Took me a second to try some examples and understand what coalesce does.

I used the filter approach with a lambda function, which was fast enough for 2000 row dataframes. I’ll go back and try your suggestion.

piever · August 27, 2018, 1:18pm

Maybe both DataFramesMeta and JuliaDBMeta could provide the following macro: @where expr skipmissing=true that detects which fields are needed to evaluate the expression (based on the symbols you used) and only evaluates the expression on rows for which these fields are not missing. Maybe using some crazy new tool like Cassette it’s possible to infer what fields are used without macros but I have no idea how one would go about that. In JuliaDBMeta OTOH this should be pretty straightforward to do.

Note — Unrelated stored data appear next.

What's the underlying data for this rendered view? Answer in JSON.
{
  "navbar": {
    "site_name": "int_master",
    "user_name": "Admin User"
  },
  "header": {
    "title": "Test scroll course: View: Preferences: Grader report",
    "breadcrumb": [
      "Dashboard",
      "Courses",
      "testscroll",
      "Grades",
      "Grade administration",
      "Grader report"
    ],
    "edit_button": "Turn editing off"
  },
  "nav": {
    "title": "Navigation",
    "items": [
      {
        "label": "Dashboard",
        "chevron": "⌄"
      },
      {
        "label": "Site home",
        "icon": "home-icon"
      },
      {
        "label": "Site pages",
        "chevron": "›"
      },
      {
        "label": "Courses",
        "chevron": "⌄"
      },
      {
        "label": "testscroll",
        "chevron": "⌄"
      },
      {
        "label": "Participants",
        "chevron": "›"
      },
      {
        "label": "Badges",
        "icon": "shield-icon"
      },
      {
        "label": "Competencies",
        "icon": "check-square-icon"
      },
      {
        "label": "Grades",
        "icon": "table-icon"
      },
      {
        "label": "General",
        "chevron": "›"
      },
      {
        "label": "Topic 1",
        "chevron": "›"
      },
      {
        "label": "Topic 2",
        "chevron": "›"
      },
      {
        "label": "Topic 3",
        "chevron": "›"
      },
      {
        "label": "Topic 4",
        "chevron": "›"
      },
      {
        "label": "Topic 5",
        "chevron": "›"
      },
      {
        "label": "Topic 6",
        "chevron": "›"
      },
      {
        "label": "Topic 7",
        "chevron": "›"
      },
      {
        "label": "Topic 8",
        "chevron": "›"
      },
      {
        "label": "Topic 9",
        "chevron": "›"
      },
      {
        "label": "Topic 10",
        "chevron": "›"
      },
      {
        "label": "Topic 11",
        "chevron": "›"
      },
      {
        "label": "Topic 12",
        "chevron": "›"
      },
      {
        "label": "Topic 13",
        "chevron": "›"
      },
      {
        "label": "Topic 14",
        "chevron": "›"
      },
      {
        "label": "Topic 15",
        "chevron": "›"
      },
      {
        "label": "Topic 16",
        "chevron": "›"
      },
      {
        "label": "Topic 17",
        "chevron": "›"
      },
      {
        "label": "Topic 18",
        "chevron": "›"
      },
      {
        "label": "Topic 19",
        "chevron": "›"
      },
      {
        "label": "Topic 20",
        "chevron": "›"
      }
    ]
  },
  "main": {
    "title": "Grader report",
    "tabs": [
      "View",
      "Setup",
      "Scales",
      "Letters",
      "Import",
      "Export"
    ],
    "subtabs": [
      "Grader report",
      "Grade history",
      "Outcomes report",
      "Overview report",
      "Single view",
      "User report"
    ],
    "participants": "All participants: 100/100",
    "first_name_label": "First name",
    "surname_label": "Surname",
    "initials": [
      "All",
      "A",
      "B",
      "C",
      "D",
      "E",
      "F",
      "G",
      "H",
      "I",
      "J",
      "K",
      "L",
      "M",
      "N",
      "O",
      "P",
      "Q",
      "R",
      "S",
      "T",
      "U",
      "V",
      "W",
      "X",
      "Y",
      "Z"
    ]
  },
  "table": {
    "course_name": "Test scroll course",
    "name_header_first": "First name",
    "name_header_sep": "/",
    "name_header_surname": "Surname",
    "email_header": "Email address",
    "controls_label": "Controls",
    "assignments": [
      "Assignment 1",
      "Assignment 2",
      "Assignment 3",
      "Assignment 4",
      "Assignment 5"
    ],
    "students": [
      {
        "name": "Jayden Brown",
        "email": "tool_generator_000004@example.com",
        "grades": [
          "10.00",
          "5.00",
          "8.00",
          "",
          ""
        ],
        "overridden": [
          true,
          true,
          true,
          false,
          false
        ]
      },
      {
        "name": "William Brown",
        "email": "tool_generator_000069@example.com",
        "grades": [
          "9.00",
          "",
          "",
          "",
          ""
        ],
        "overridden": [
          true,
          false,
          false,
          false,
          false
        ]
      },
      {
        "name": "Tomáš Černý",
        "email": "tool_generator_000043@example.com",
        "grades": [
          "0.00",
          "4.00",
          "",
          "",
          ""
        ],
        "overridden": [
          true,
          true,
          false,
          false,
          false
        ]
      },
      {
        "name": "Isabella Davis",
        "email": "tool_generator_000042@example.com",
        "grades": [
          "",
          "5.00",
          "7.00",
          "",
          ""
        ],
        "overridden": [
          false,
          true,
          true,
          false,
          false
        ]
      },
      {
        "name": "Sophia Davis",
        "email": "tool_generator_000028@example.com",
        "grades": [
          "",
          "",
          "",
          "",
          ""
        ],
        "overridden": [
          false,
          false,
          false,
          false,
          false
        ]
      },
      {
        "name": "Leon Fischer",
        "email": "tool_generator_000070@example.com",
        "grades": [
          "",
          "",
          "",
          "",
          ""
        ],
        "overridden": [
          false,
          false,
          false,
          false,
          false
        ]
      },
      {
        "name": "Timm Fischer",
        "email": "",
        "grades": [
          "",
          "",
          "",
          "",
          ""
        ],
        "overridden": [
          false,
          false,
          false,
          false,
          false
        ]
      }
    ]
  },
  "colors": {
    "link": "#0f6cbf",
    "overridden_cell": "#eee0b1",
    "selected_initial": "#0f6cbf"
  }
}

pdeffebach · August 27, 2018, 1:35pm

You mean like stata’s if?

gen t = x + 1 if !ismissing(x)

@with df begin 
df.t = @where !missing(:x) : :x + 1

piever · August 27, 2018, 1:42pm

I’d like to make that a bit more user-friendly. What I meant is that for example in JuliaDBMeta all row-wise macros like for example @map iris :SepalLength / :SepalWidth expand to something like map(t -> t.SepalLenght / t.SepalWidth, iris, select = (:SepalLength, :SepalWidth)). What I was proposing (in JuliaDB syntax) would be, if the user passes skipmissing, to expand to:

sel= dropna(select(iris, (:SepalLength, :SepalWidth)) # or an alternative that doesn't allocate, to remove missing values
map(t -> t.SepalLenght / t.SepalWidth, sel)

pdeffebach · August 27, 2018, 2:12pm

A generic solution is good, especially to avoid so many dropna = T from R. I think lift might handle this better, since it wouldn’t drop missing values. Maybe when lift is implemented there could be a @lift macro like @. that wraps every function call in a lift function.

I like current behavior too, though since it reads like a sentence. Though i can’t vouch for its efficiency.

t = [ismissing(x) ? missing : f(x) for x in vec]

bkamins · August 27, 2018, 3:32pm

Since DataFrame is a lightweight wrapper in most cases:

completecases(df[your_cols])

should be fast enough, where your_cols if a list of columns with which you want to work. If omitted then you get indicators for whole rows.

Edit: of course this is a solution if you need to analyze more than one column. With one column broadcast ismissing. Also if you simply want to get a subset of rows (not a vector of indicators) use dropmissing.

pdeffebach · August 27, 2018, 3:55pm

Do you mean something like this would become idiomatic?

f operates on a DataFrameRow

df[:t] = [completcases(df[my_suubset])[i] ? f(df[my_subset, i]) : missing for i in nrow(df)]

It’s not clear to me how one would do this in DataFramesMeta, if you have any insights I would appreciate it.

bkamins · August 27, 2018, 10:03pm

This was a more general comment how to identify rows with non-missing data and I agreed with you that if you have one column then ismissing is natural to use.

For a single column I like what you have proposed, and it should nicely work with DataFramesMeta like (this is probably not so useful as a stand alone command, but it would work nicely with @linq):

df = DataFrame(source=[1,2,3])
@transform(df, target = [ismissing(x) ? missing : sin(x) for x in :source])

bkamins · August 28, 2018, 10:56am

Here add lift function for working with missing values by bkamins · Pull Request #26661 · JuliaLang/julia · GitHub I have updated the PR regarding lift which what I think that would be nice to have. So if anyone is interested please comment. With this functionality we could simply write things like:

@transform(df, newcol=liftmissing(some_function).(:old_col1, :old_col2, :old_col3))

and if any of old_col1, old_col2, old_col3 contained missing we would get a missing in result.